All of which will doubtless seem exactly as it should be to Lord Haskins. "I would expect the number of farmers to be halved in 20 years," he announced breezily. "Farms will get bigger, and that's a good thing," he added with the confidence of one who, in addition to being the chairman of Northern Foods, owns 800 acres in Yorkshire. Large farms were not only more profitable than small ones, but – a bit of a surprise here – often more environmentally friendly.

Michael's farm has grown smaller over the years. When the arable crops farmed by his father no longer produced a competitive yield, he sold some land and moved into pigs. Difficult times followed. New, strict welfare regulations were introduced, but the supermarkets opted for cheap imports over the more humanely-produced British pork.

The government's view was that the market should decide on such matters – and it did. When a delegation of farmers visited a leading supermarket to ask for less crippling margins, they were told that the chain needed to make the 20 per cent mark-up it publicly declared, plus another 20 per cent which it kept quiet about.
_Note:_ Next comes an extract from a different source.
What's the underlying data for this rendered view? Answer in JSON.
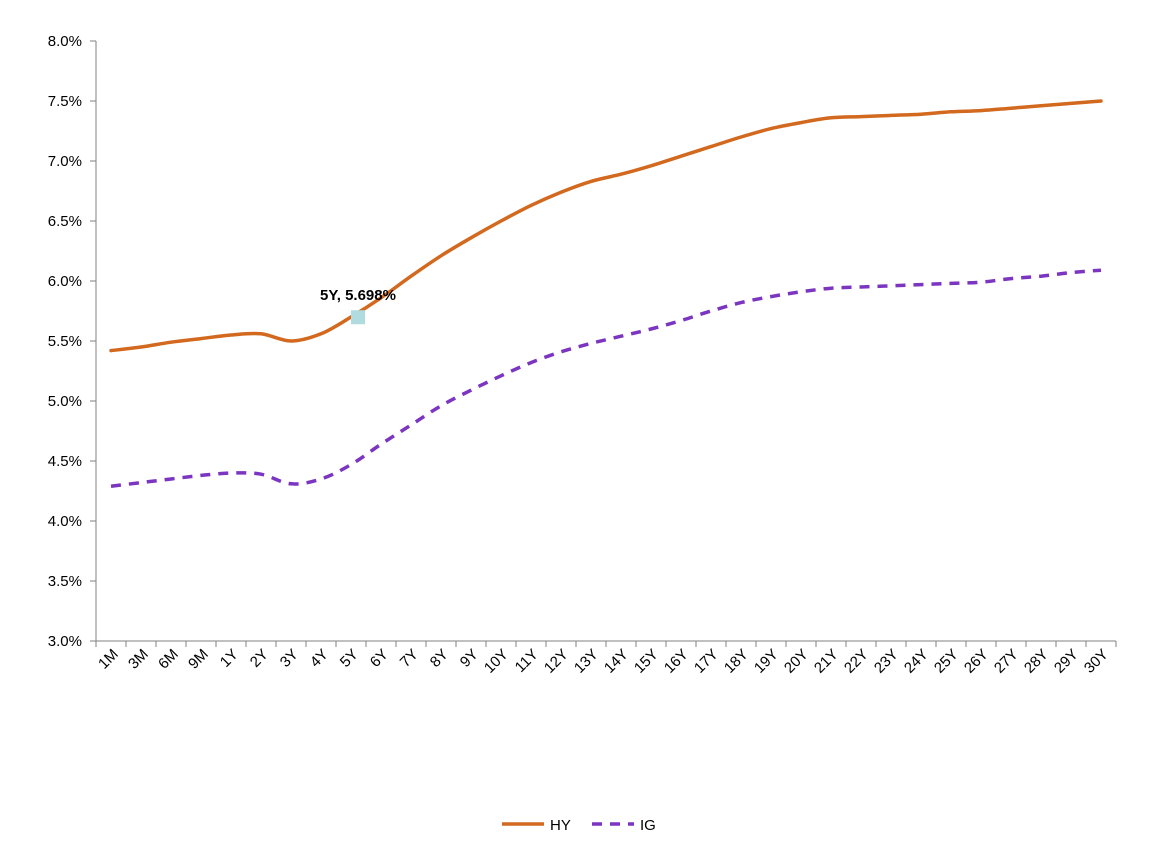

In spite of these problems, Michael's farm survived until the outbreak of classical swine fever last year. If his animals had been infected, he would have been compensated, but they were not. He was unable to sell or move them. They bred, grew fat. A thousand pigs were crammed into a yard where 250 were normally kept, and many died in the appalling, over-crowded conditions. When the government offered to help what were known as "outgoers" from the industry, Michael decided his farming days were over.

All this, presumably, will be music to the ears of Lord Haskins. Agriculture "must strive to be more competitive and more productive," he says. At the same time he was in favour of "environmental support schemes which farmers will have to earn". An ardent supporter of GM crops, he has sneered at organic farming as being, in his unwittingly accurate phrase, "for the birds".

In the on-message gospel according to Lord Haskins, big is good. Productivity is great and – no conflict here, apparently – the environment is terribly important.

What misconceived codswallop it all is. To see the effect on the landscape of this creed of size and profit, one only has to compare the desolate, featureless prairies to which agribusiness has reduced so much of East Anglia to the fields and hedgerows around Michael's farm.

Doubtless, the eminent peer will dismiss such thoughts as middle-class sentimentality. When the land is bought up and rendered appropriately competitive by some Haskins-like super-farmer, it will be regarded by those who matter as a small but important blow against that enemy of fiscally correct New Labour thinking, the mollycoddled farmer.